Si vous êtes un dirigeant, ce qui compte, c’est l’exécution. Si vos équipes tentent de se dissocier trop rapidement des entreprises de grande taille, vous risquez d’être confronté à des dépassements de coûts, à des écarts de performance et à des maux de tête liés à l’intégration. Cela ralentit l’innovation et affaiblit votre position concurrentielle. Pour l’heure, il ne s’agit donc pas d’abandonner l’idée de la souveraineté numérique, mais de faire preuve de réalisme en ce qui concerne les délais.

Selon les prédictions européennes 2026 de Forrester, aucun acteur majeur ne sortira complètement de la dépendance au cloud américain au cours des deux prochaines années. Cela signifie que vous optimisez vos décisions pour assurer la continuité de vos activités tout en jetant les bases d’un meilleur contrôle à long terme.

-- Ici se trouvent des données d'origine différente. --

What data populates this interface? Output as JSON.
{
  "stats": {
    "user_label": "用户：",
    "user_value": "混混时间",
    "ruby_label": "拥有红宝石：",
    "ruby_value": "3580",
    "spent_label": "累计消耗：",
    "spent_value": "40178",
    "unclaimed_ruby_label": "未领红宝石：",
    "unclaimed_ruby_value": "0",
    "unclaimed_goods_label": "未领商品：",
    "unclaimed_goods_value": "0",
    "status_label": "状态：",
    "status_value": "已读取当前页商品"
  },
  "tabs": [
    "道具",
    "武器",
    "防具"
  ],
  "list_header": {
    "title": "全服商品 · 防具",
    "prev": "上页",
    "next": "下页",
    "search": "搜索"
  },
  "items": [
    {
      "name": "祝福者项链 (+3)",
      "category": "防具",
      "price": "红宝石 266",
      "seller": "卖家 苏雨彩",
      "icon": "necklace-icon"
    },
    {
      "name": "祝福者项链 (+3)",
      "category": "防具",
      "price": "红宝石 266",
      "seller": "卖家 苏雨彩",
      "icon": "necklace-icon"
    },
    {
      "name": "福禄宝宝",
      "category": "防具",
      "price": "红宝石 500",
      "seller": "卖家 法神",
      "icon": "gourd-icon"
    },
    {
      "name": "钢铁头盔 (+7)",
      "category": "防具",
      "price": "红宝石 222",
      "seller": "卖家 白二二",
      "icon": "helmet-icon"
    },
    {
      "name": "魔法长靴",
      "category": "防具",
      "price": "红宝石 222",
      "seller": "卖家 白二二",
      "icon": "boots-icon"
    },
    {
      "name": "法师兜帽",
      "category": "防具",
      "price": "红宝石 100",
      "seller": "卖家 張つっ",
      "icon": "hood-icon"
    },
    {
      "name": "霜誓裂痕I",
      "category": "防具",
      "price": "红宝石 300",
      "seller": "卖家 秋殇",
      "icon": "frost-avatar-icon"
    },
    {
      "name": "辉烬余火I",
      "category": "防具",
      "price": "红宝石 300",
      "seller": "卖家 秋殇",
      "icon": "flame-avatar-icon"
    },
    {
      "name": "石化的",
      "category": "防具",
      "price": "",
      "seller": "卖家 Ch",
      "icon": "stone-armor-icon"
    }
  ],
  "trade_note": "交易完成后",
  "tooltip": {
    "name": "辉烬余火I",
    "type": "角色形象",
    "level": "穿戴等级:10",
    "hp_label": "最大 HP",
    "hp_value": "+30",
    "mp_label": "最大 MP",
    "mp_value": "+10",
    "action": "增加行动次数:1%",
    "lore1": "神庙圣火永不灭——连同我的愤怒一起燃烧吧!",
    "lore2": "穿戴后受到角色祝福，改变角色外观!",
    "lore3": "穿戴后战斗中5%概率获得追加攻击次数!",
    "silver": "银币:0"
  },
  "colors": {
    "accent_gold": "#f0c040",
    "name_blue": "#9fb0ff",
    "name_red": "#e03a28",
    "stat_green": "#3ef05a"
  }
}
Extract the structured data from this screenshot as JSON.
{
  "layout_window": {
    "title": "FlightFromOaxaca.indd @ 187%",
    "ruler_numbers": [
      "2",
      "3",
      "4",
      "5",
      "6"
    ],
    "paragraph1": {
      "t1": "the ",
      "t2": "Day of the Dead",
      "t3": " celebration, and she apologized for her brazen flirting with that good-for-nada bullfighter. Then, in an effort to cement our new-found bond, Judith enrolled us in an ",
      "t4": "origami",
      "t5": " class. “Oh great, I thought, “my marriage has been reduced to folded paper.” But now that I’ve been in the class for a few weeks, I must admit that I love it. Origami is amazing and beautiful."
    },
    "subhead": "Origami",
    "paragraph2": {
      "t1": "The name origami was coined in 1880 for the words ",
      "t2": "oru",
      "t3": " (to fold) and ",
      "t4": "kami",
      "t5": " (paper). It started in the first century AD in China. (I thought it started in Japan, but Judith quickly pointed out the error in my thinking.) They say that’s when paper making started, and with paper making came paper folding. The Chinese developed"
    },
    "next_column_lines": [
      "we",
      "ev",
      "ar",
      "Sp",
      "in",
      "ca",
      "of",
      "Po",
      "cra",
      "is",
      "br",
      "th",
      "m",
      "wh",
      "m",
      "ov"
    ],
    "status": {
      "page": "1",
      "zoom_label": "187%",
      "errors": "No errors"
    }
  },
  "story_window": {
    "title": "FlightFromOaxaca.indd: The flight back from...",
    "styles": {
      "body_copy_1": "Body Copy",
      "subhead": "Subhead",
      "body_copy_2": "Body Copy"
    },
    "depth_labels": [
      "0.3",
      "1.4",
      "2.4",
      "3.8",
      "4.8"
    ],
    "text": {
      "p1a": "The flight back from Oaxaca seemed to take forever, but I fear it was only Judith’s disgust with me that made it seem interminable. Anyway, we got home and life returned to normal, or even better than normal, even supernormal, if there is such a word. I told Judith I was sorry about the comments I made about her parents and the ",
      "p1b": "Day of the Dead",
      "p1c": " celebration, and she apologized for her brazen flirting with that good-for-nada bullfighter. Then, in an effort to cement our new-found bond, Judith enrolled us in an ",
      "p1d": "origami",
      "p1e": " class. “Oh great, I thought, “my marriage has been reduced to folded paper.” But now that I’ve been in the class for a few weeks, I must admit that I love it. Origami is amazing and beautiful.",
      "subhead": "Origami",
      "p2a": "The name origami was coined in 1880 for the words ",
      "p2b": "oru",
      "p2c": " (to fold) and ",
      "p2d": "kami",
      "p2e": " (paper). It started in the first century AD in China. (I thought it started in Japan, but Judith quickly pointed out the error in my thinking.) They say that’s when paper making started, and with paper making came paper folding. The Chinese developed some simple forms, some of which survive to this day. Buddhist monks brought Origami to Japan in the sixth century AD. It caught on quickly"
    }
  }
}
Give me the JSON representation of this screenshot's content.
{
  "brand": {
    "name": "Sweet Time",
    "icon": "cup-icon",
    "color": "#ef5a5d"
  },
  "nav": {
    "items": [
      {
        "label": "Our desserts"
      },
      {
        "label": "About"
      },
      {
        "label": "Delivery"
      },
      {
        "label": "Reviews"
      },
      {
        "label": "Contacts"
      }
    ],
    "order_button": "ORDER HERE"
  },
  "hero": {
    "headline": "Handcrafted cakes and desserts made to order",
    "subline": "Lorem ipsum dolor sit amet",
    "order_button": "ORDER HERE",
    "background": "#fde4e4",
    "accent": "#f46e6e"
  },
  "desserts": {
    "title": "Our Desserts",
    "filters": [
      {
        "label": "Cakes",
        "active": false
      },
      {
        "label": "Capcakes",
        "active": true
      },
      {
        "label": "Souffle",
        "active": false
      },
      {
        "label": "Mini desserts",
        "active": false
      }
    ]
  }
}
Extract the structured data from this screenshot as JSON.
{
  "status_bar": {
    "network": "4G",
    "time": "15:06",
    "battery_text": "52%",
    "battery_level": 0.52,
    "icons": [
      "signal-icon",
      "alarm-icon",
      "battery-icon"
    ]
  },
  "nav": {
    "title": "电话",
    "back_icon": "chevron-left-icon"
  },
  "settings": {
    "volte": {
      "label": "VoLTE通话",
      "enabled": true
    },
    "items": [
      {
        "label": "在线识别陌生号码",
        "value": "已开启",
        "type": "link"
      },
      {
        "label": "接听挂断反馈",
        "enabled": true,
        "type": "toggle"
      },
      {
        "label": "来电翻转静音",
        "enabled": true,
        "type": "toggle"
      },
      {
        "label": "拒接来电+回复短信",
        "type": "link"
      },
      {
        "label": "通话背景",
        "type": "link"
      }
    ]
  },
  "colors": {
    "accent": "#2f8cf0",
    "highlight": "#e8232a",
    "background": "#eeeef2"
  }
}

Dane Anderson, Senior Vice President of International Research and Product chez Forrester, l’a clairement exprimé : alors que les institutions de l’UE visent une compétitivité et une indépendance accrues, les entreprises sont forcées d’être pragmatiques. Elles jouent sur le long terme, mais en partant d’une nécessité opérationnelle.

Le chemin vers la souveraineté n’est pas impossible. Il prendra simplement plus de temps et nécessitera plus que des déclarations. Il s’agit d’augmenter la capacité réelle, la confiance et l’interopérabilité dans l’écosystème européen du cloud. D’ici là, les entreprises intelligentes continueront à utiliser les meilleurs outils disponibles tout en investissant dans des solutions alternatives viables.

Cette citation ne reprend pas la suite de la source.